What is something that has influenced you as a writer?

Without a doubt one of the biggest influences on me as a writer are other writers. To begin with, when the idea of writing a novel seemed nothing more than a fantasy, I would stand in my local library and look at the stacks as though trying to work out what it was that all these other authors knew that I did not. The realisation came slowly that there was no secret formula, no magic wand that can make you succeed. Knowing that, and realising that practically ever writer ever published has known rejection before they knew success is a great motivator. If you want something hard enough, you should never stop believing that you can make it happen.

What’s your daily writing routine like and what are you working on at the moment?

My work day begins with a dog walk. This is when I’ll formulate my plan for that day’s writing, and where I get my best ideas for conversations between my characters, which I’ll often try out loud in the middle of the field.

Before I begin work each day I like to go back and edit the previous day’s work.

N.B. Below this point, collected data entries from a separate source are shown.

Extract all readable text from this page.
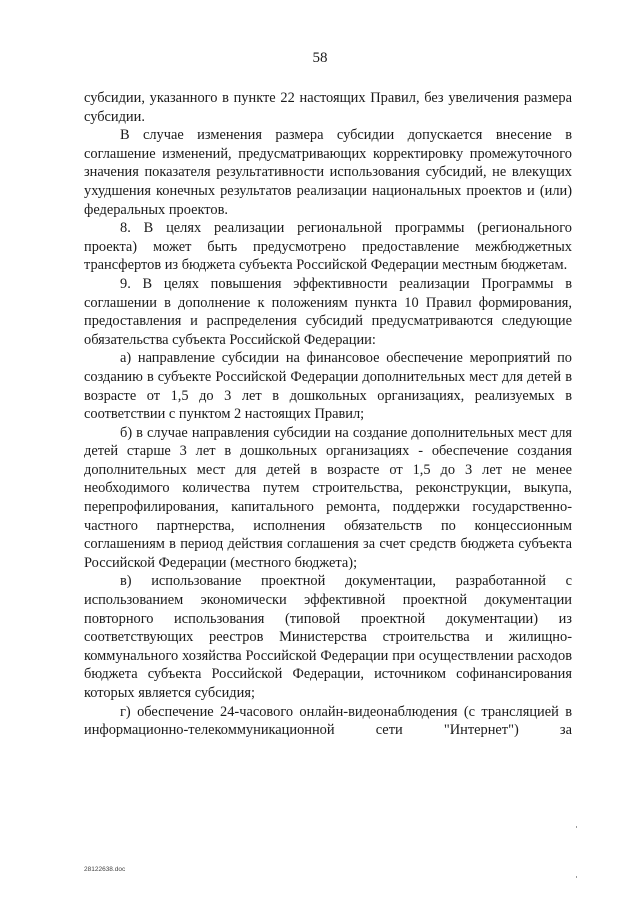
58

субсидии, указанного в пункте 22 настоящих Правил, без увеличения размера субсидии.

В случае изменения размера субсидии допускается внесение в соглашение изменений, предусматривающих корректировку промежуточного значения показателя результативности использования субсидий, не влекущих ухудшения конечных результатов реализации национальных проектов и (или) федеральных проектов.

8. В целях реализации региональной программы (регионального проекта) может быть предусмотрено предоставление межбюджетных трансфертов из бюджета субъекта Российской Федерации местным бюджетам.

9. В целях повышения эффективности реализации Программы в соглашении в дополнение к положениям пункта 10 Правил формирования, предоставления и распределения субсидий предусматриваются следующие обязательства субъекта Российской Федерации:

а) направление субсидии на финансовое обеспечение мероприятий по созданию в субъекте Российской Федерации дополнительных мест для детей в возрасте от 1,5 до 3 лет в дошкольных организациях, реализуемых в соответствии с пунктом 2 настоящих Правил;

б) в случае направления субсидии на создание дополнительных мест для детей старше 3 лет в дошкольных организациях - обеспечение создания дополнительных мест для детей в возрасте от 1,5 до 3 лет не менее необходимого количества путем строительства, реконструкции, выкупа, перепрофилирования, капитального ремонта, поддержки государственно-частного партнерства, исполнения обязательств по концессионным соглашениям в период действия соглашения за счет средств бюджета субъекта Российской Федерации (местного бюджета);

в) использование проектной документации, разработанной с использованием экономически эффективной проектной документации повторного использования (типовой проектной документации) из соответствующих реестров Министерства строительства и жилищно-коммунального хозяйства Российской Федерации при осуществлении расходов бюджета субъекта Российской Федерации, источником софинансирования которых является субсидия;

г) обеспечение 24-часового онлайн-видеонаблюдения (с трансляцией в информационно-телекоммуникационной сети "Интернет") за

28122638.doc
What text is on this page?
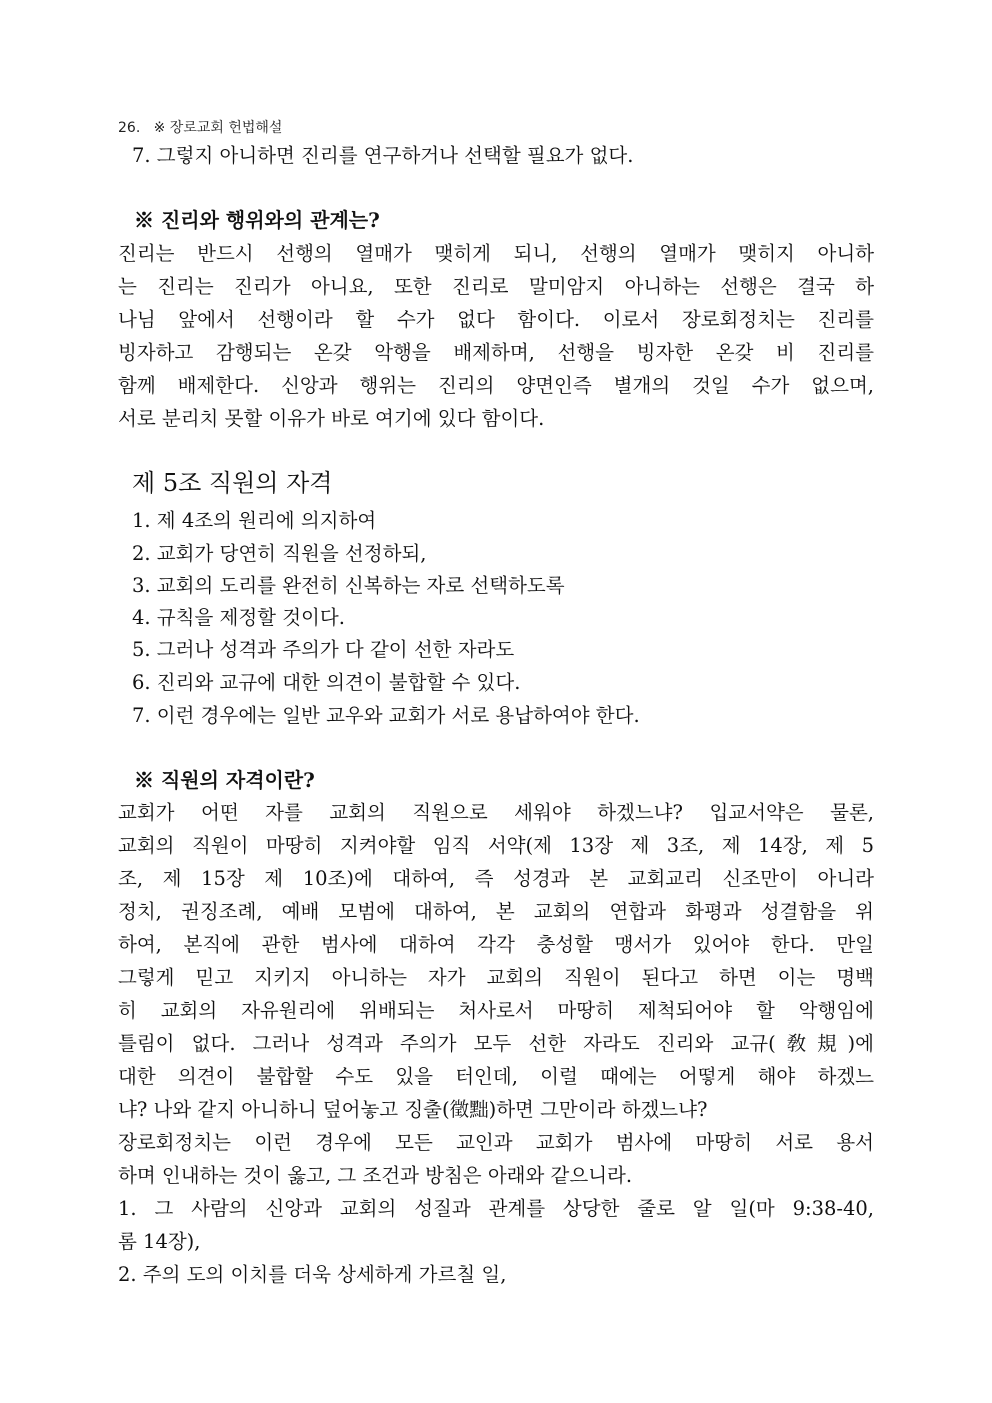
26. ※ 장로교회 헌법해설
7. 그렇지 아니하면 진리를 연구하거나 선택할 필요가 없다.
※ 진리와 행위와의 관계는?
진리는 반드시 선행의 열매가 맺히게 되니, 선행의 열매가 맺히지 아니하
는 진리는 진리가 아니요, 또한 진리로 말미암지 아니하는 선행은 결국 하
나님 앞에서 선행이라 할 수가 없다 함이다. 이로서 장로회정치는 진리를
빙자하고 감행되는 온갖 악행을 배제하며, 선행을 빙자한 온갖 비 진리를
함께 배제한다. 신앙과 행위는 진리의 양면인즉 별개의 것일 수가 없으며,
서로 분리치 못할 이유가 바로 여기에 있다 함이다.
제 5조 직원의 자격
1. 제 4조의 원리에 의지하여
2. 교회가 당연히 직원을 선정하되,
3. 교회의 도리를 완전히 신복하는 자로 선택하도록
4. 규칙을 제정할 것이다.
5. 그러나 성격과 주의가 다 같이 선한 자라도
6. 진리와 교규에 대한 의견이 불합할 수 있다.
7. 이런 경우에는 일반 교우와 교회가 서로 용납하여야 한다.
※ 직원의 자격이란?
교회가 어떤 자를 교회의 직원으로 세워야 하겠느냐? 입교서약은 물론,
교회의 직원이 마땅히 지켜야할 임직 서약(제 13장 제 3조, 제 14장, 제 5
조, 제 15장 제 10조)에 대하여, 즉 성경과 본 교회교리 신조만이 아니라
정치, 권징조례, 예배 모범에 대하여, 본 교회의 연합과 화평과 성결함을 위
하여, 본직에 관한 범사에 대하여 각각 충성할 맹서가 있어야 한다. 만일
그렇게 믿고 지키지 아니하는 자가 교회의 직원이 된다고 하면 이는 명백
히 교회의 자유원리에 위배되는 처사로서 마땅히 제척되어야 할 악행임에
틀림이 없다. 그러나 성격과 주의가 모두 선한 자라도 진리와 교규(敎規)에
대한 의견이 불합할 수도 있을 터인데, 이럴 때에는 어떻게 해야 하겠느
냐? 나와 같지 아니하니 덮어놓고 징출(徵黜)하면 그만이라 하겠느냐?
장로회정치는 이런 경우에 모든 교인과 교회가 범사에 마땅히 서로 용서
하며 인내하는 것이 옳고, 그 조건과 방침은 아래와 같으니라.
1. 그 사람의 신앙과 교회의 성질과 관계를 상당한 줄로 알 일(마 9:38-40,
롬 14장),
2. 주의 도의 이치를 더욱 상세하게 가르칠 일,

I know many authors prefer to keep their eye on the finishing line and don’t want to break momentum by tweaking as they go, but I don’t feel happy going forward if I think there’s something that might need fixing.

Mornings are not my most productive time, probably because I allow myself to get too easily distracted with social media. However mid to late afternoon is when I usually hit my stride. My long-suffering husband discovered very early in my new career that if he wanted to eat anything other than takeaways, he was going to have to take over the evening cooking duties.

Before turning off my computer I like to read that day’s work out loud. I find this is a really invaluable way of checking both the pace of the story and the authenticity of the dialogue.

I am currently working on another emotional drama with an interesting cast of characters who I’ve already fallen in love with, and who I strongly suspect will break my heart.